社説:いじめ防止法10年 子どもに向き合えているか
京都新聞 / 2023年8月7日 16時0分
大津市立中2年の男子生徒がいじめを苦に自殺した事件をきっかけに「いじめ防止対策推進法」が制定されて、今年で10年になる。
文部科学省の2021年度調査によると、小中高校でのいじめ認知件数は61万5351件で過去最多だった。法律の施行を機に、いじめを見逃すまいとする機運が高まっていることも増加の背景にあるとみられる。
いじめが原因で心身に重大な被害を受けたり、不登校になったりした疑いがある「重大事態」は705件に上り、過去2番目の多さだった。
深刻ないじめが後を絶たない現実を、学校はもとより、社会全体で改めて直視しなければならない。

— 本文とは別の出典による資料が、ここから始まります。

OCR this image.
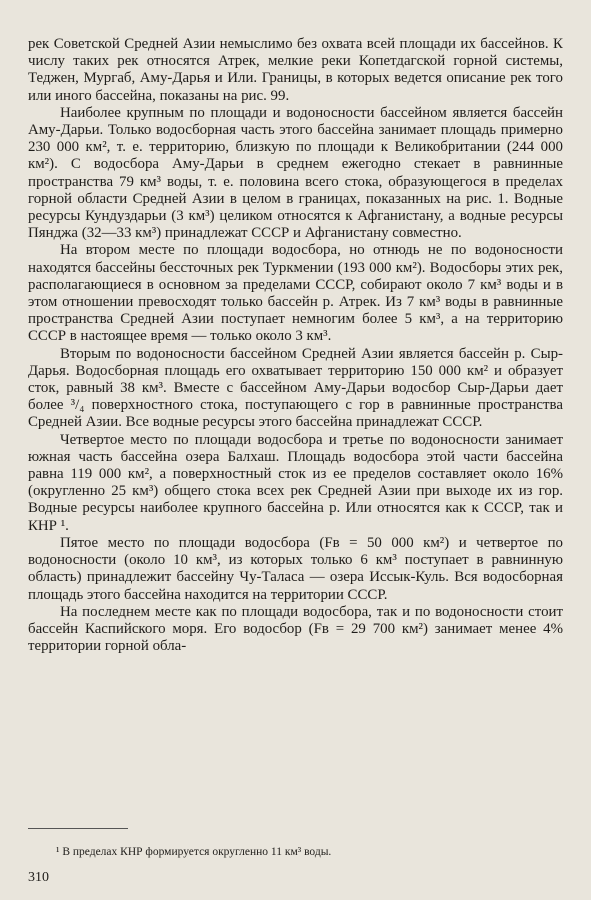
рек Советской Средней Азии немыслимо без охвата всей площади их бассейнов. К числу таких рек относятся Атрек, мелкие реки Копетдагской горной системы, Теджен, Мургаб, Аму-Дарья и Или. Границы, в которых ведется описание рек того или иного бассейна, показаны на рис. 99.

Наиболее крупным по площади и водоносности бассейном является бассейн Аму-Дарьи. Только водосборная часть этого бассейна занимает площадь примерно 230 000 км², т. е. территорию, близкую по площади к Великобритании (244 000 км²). С водосбора Аму-Дарьи в среднем ежегодно стекает в равнинные пространства 79 км³ воды, т. е. половина всего стока, образующегося в пределах горной области Средней Азии в целом в границах, показанных на рис. 1. Водные ресурсы Кундуздарьи (3 км³) целиком относятся к Афганистану, а водные ресурсы Пянджа (32—33 км³) принадлежат СССР и Афганистану совместно.

На втором месте по площади водосбора, но отнюдь не по водоносности находятся бассейны бессточных рек Туркмении (193 000 км²). Водосборы этих рек, располагающиеся в основном за пределами СССР, собирают около 7 км³ воды и в этом отношении превосходят только бассейн р. Атрек. Из 7 км³ воды в равнинные пространства Средней Азии поступает немногим более 5 км³, а на территорию СССР в настоящее время — только около 3 км³.

Вторым по водоносности бассейном Средней Азии является бассейн р. Сыр-Дарья. Водосборная площадь его охватывает территорию 150 000 км² и образует сток, равный 38 км³. Вместе с бассейном Аму-Дарьи водосбор Сыр-Дарьи дает более ³/₄ поверхностного стока, поступающего с гор в равнинные пространства Средней Азии. Все водные ресурсы этого бассейна принадлежат СССР.

Четвертое место по площади водосбора и третье по водоносности занимает южная часть бассейна озера Балхаш. Площадь водосбора этой части бассейна равна 119 000 км², а поверхностный сток из ее пределов составляет около 16% (округленно 25 км³) общего стока всех рек Средней Азии при выходе их из гор. Водные ресурсы наиболее крупного бассейна р. Или относятся как к СССР, так и КНР ¹.

Пятое место по площади водосбора (Fв = 50 000 км²) и четвертое по водоносности (около 10 км³, из которых только 6 км³ поступает в равнинную область) принадлежит бассейну Чу-Таласа — озера Иссык-Куль. Вся водосборная площадь этого бассейна находится на территории СССР.

На последнем месте как по площади водосбора, так и по водоносности стоит бассейн Каспийского моря. Его водосбор (Fв = 29 700 км²) занимает менее 4% территории горной обла-

¹ В пределах КНР формируется округленно 11 км³ воды.
310
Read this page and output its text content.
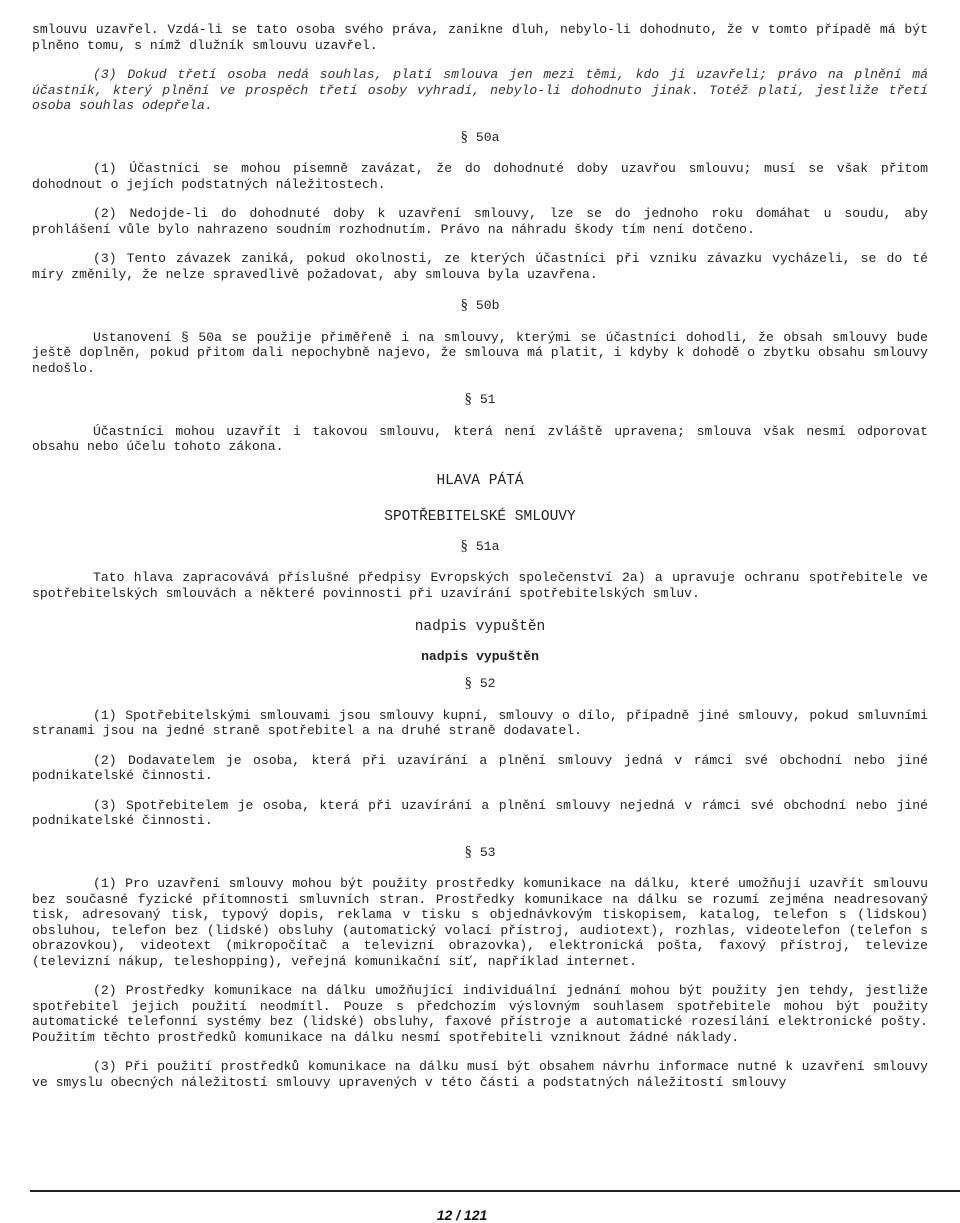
smlouvu uzavřel. Vzdá-li se tato osoba svého práva, zanikne dluh, nebylo-li dohodnuto, že v tomto případě má být plněno tomu, s nímž dlužník smlouvu uzavřel.

(3) Dokud třetí osoba nedá souhlas, platí smlouva jen mezi těmi, kdo ji uzavřeli; právo na plnění má účastník, který plnění ve prospěch třetí osoby vyhradí, nebylo-li dohodnuto jinak. Totéž platí, jestliže třetí osoba souhlas odepřela.

§ 50a

(1) Účastníci se mohou písemně zavázat, že do dohodnuté doby uzavřou smlouvu; musí se však přitom dohodnout o jejích podstatných náležitostech.

(2) Nedojde-li do dohodnuté doby k uzavření smlouvy, lze se do jednoho roku domáhat u soudu, aby prohlášení vůle bylo nahrazeno soudním rozhodnutím. Právo na náhradu škody tím není dotčeno.

(3) Tento závazek zaniká, pokud okolnosti, ze kterých účastníci při vzniku závazku vycházeli, se do té míry změnily, že nelze spravedlivě požadovat, aby smlouva byla uzavřena.

§ 50b

Ustanovení § 50a se použije přiměřeně i na smlouvy, kterými se účastníci dohodli, že obsah smlouvy bude ještě doplněn, pokud přitom dali nepochybně najevo, že smlouva má platit, i kdyby k dohodě o zbytku obsahu smlouvy nedošlo.

§ 51

Účastníci mohou uzavřít i takovou smlouvu, která není zvláště upravena; smlouva však nesmí odporovat obsahu nebo účelu tohoto zákona.

HLAVA PÁTÁ

SPOTŘEBITELSKÉ SMLOUVY

§ 51a

Tato hlava zapracovává příslušné předpisy Evropských společenství 2a) a upravuje ochranu spotřebitele ve spotřebitelských smlouvách a některé povinnosti při uzavírání spotřebitelských smluv.

nadpis vypuštěn

nadpis vypuštěn

§ 52

(1) Spotřebitelskými smlouvami jsou smlouvy kupní, smlouvy o dílo, případně jiné smlouvy, pokud smluvními stranami jsou na jedné straně spotřebitel a na druhé straně dodavatel.

(2) Dodavatelem je osoba, která při uzavírání a plnění smlouvy jedná v rámci své obchodní nebo jiné podnikatelské činnosti.

(3) Spotřebitelem je osoba, která při uzavírání a plnění smlouvy nejedná v rámci své obchodní nebo jiné podnikatelské činnosti.

§ 53

(1) Pro uzavření smlouvy mohou být použity prostředky komunikace na dálku, které umožňují uzavřít smlouvu bez současné fyzické přítomnosti smluvních stran. Prostředky komunikace na dálku se rozumí zejména neadresovaný tisk, adresovaný tisk, typový dopis, reklama v tisku s objednávkovým tiskopisem, katalog, telefon s (lidskou) obsluhou, telefon bez (lidské) obsluhy (automatický volací přístroj, audiotext), rozhlas, videotelefon (telefon s obrazovkou), videotext (mikropočítač a televizní obrazovka), elektronická pošta, faxový přístroj, televize (televizní nákup, teleshopping), veřejná komunikační síť, například internet.

(2) Prostředky komunikace na dálku umožňující individuální jednání mohou být použity jen tehdy, jestliže spotřebitel jejich použití neodmítl. Pouze s předchozím výslovným souhlasem spotřebitele mohou být použity automatické telefonní systémy bez (lidské) obsluhy, faxové přístroje a automatické rozesílání elektronické pošty. Použitím těchto prostředků komunikace na dálku nesmí spotřebiteli vzniknout žádné náklady.

(3) Při použití prostředků komunikace na dálku musí být obsahem návrhu informace nutné k uzavření smlouvy ve smyslu obecných náležitostí smlouvy upravených v této části a podstatných náležitostí smlouvy

12 / 121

重大事態について、法律や文科省のガイドラインは、第三者委員会による速やかな調査を行うよう求めている。ところが、学校や教育委員会がいじめを認めようとせず、調査が遅れるケースが各地で相次いでいる。
事案を過小評価し、内輪で対処しようとする体質が今なお残ってはいないだろうか。大津の事件の教訓を生かし、教育現場はいじめ被害の訴えに真摯(しんし)に耳を傾けてもらいたい。
東近江市の私立滋賀学園中で、生徒がいじめ被害を訴えて不登校になっているのに、第三者委による調査をせず、約1年間も事案を放置していたことが先月判明した。
学内調査で不登校はいじめの結果ではないと判断していたことから、第三者委は必要ないと考えていたという。学校側の認識不足は明らかだ。
学校は後に設置を決めたが、人選でも保護者側の不信を招いた。法人役員の推薦したメンバーを入れたためである。
第三者委を巡っては、委員選任の手続きがルール化されていないとして、被害者家族やいじめ問題に取り組む団体などが法改正の必要を訴えている。
委員の公平さや中立性は、被害を訴える当事者や保護者の信頼を築き、真相究明と再発防止を進める上で欠かせない。
私学での重大事態の調査については、都道府県の私学所管課がより関与すべきだとの指摘もある。
いじめ防止の実効性を高める法改正に向け議論を急ぐとともに、政府や自治体は、学校や教育委員会による調査に必要な支援を惜しむべきではない。
法律施行からの10年で、いじめの態様も変化している。スマートフォンが子どもたちにも広く普及し、インターネットやゲーム、SNS(交流サイト)を使ったいじめに、学校や保護者が気付きにくくなっているとの声が多い。
いじめの兆候を見逃さず、大切な命を守るため、学校と保護者、地域が協力し、子どもたちと向き合っていく姿勢が求められている。